Popolazione negli anni:
fuochi: 193 nel 1532; 214 nel 1545; 230 nel 1561; 280 nel 1595; 280 nel 1648; 303 nel 1669; 253 nel 1737; abitanti: 2776 nel 1835; 2506 nel 1861; 2356 nel 1881; 3276 nel 1901; 3064 nel 1911; 2113 nel 1931; 2215 nel 1936; 2174 nel 1951; 1793 nel 1961; 1409 nel 1971; 1273 nel 1981; 1174 nel 1991; 1073 nel 2001; 987 nel 2011; 893 nel 2018.
Origine e storia:L’origine del paese risale senza dubbio all’epoca della decadenza dell’Impero Romano e il nome è senza dubbio di natura longobarda.
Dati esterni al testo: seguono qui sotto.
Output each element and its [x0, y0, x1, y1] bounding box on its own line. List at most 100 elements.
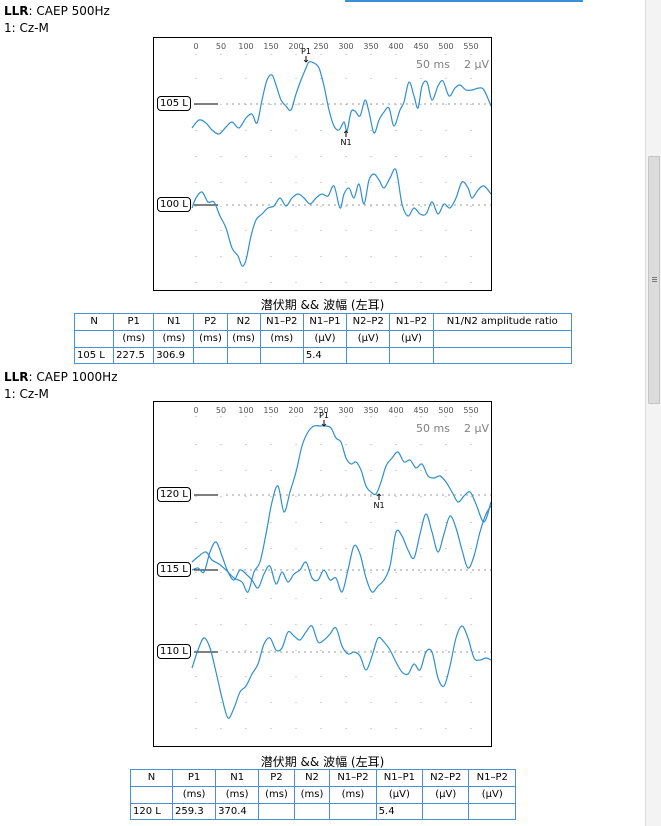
grid-dot [370, 54, 372, 55]
section-title-500hz: LLR: CAEP 500Hz [4, 4, 110, 18]
table-header-cell: N1/N2 amplitude ratio [432, 313, 573, 331]
grid-dot [220, 54, 222, 55]
grid-dot [395, 256, 397, 257]
grid-dot [220, 598, 222, 599]
grid-dot [395, 182, 397, 183]
table-value-cell: 306.9 [153, 347, 195, 364]
table-unit-cell: (ms) [172, 786, 217, 804]
waveform-trace[interactable] [191, 61, 491, 135]
grid-dot [320, 650, 322, 651]
grid-dot [270, 496, 272, 497]
grid-dot [395, 130, 397, 131]
grid-dot [195, 282, 197, 283]
table-unit-cell: (µV) [302, 330, 348, 348]
grid-dot [220, 522, 222, 523]
grid-dot [445, 522, 447, 523]
table-value-cell [259, 347, 304, 364]
grid-dot [370, 598, 372, 599]
table-unit-cell: (ms) [258, 786, 295, 804]
grid-dot [270, 182, 272, 183]
grid-dot [420, 572, 422, 573]
trace-label[interactable]: 110 L [157, 644, 191, 659]
grid-dot [470, 676, 472, 677]
grid-dot [220, 416, 222, 417]
grid-dot [345, 282, 347, 283]
table-unit-cell: (ms) [153, 330, 195, 348]
trace-label[interactable]: 115 L [157, 562, 191, 577]
grid-dot [395, 156, 397, 157]
grid-dot [345, 676, 347, 677]
table-header-cell: N [73, 313, 115, 331]
grid-dot [320, 728, 322, 729]
grid-dot [370, 702, 372, 703]
axis-tick-label: 150 [263, 406, 278, 415]
grid-dot [470, 470, 472, 471]
grid-dot [195, 522, 197, 523]
grid-dot [295, 54, 297, 55]
grid-dot [395, 572, 397, 573]
scrollbar-thumb[interactable] [648, 156, 660, 404]
table-header-cell: N1 [153, 313, 195, 331]
grid-dot [295, 522, 297, 523]
grid-dot [320, 182, 322, 183]
peak-marker-label: N1 [373, 501, 384, 510]
grid-dot [395, 624, 397, 625]
grid-dot [195, 548, 197, 549]
grid-dot [195, 676, 197, 677]
grid-dot [295, 702, 297, 703]
axis-tick-label: 50 [216, 42, 226, 51]
trace-label[interactable]: 105 L [157, 96, 191, 111]
grid-dot [420, 728, 422, 729]
table-value-cell: 105 L [73, 347, 115, 364]
grid-dot [420, 206, 422, 207]
grid-dot [370, 650, 372, 651]
grid-dot [320, 156, 322, 157]
axis-tick-label: 300 [338, 406, 353, 415]
waveform-panel-1000hz[interactable]: 0 50 100 150 200 250 300 350 400 450 500 550 50 ms 2 … [153, 401, 492, 747]
grid-dot [420, 676, 422, 677]
waveform-trace[interactable] [191, 424, 491, 593]
axis-tick-label: 200 [288, 42, 303, 51]
table-value-cell [389, 347, 434, 364]
grid-dot [445, 104, 447, 105]
grid-dot [470, 548, 472, 549]
trace-label[interactable]: 100 L [157, 197, 191, 212]
trace-label[interactable]: 120 L [157, 487, 191, 502]
grid-dot [195, 230, 197, 231]
table-header-cell: N2–P2 [422, 769, 470, 787]
grid-dot [295, 676, 297, 677]
table-header-cell: P2 [258, 769, 295, 787]
grid-dot [320, 676, 322, 677]
table-unit-cell [73, 330, 115, 348]
grid-dot [295, 78, 297, 79]
waveform-trace[interactable] [191, 625, 491, 719]
table-header-cell: N1–P2 [259, 313, 304, 331]
grid-dot [395, 598, 397, 599]
grid-dot [345, 54, 347, 55]
table-header-cell: N1–P1 [302, 313, 348, 331]
peak-marker-arrow-icon [376, 493, 382, 497]
table-value-cell: 370.4 [215, 803, 260, 820]
waveform-panel-500hz[interactable]: 0 50 100 150 200 250 300 350 400 450 500 550 50 ms 2 … [153, 37, 492, 291]
table-value-cell [346, 347, 391, 364]
grid-dot [195, 182, 197, 183]
waveform-trace[interactable] [191, 168, 491, 267]
table-header-row: N P1 N1 P2 N2 N1–P2 N1–P1 N2–P2 N1–P2 N1/N2 ampli… [73, 313, 573, 331]
grid-dot [320, 444, 322, 445]
grid-dot [420, 522, 422, 523]
time-scale-label: 50 ms [416, 58, 450, 71]
vertical-scrollbar[interactable] [645, 0, 661, 826]
grid-dot [245, 728, 247, 729]
grid-dot [245, 54, 247, 55]
results-table-title-1000hz: 潜伏期 && 波幅 (左耳) [260, 755, 385, 769]
grid-dot [470, 444, 472, 445]
grid-dot [220, 702, 222, 703]
grid-dot [370, 496, 372, 497]
table-unit-cell [129, 786, 174, 804]
grid-dot [470, 182, 472, 183]
grid-dot [195, 624, 197, 625]
table-value-cell [226, 347, 261, 364]
grid-dot [395, 728, 397, 729]
waveform-trace[interactable] [191, 505, 491, 593]
grid-dot [245, 702, 247, 703]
Nel XII secolo è citato “Rocca Magenula” e nel XII secolo è citato come “Rocca Maginulfo” e
“ Rocca Raginulfa” e ancora nel XVI secolo “ Rocca Ginolfi”, mentre il suo nome definitivo compare nella Numerazione del 1737 dove è chiamato Roccamandolfi, per via del castello fortificato di cui ancora resistono i resti, subito a monte dell’abitato e che fu edificato da Maginulfo al declinare del IX secolo.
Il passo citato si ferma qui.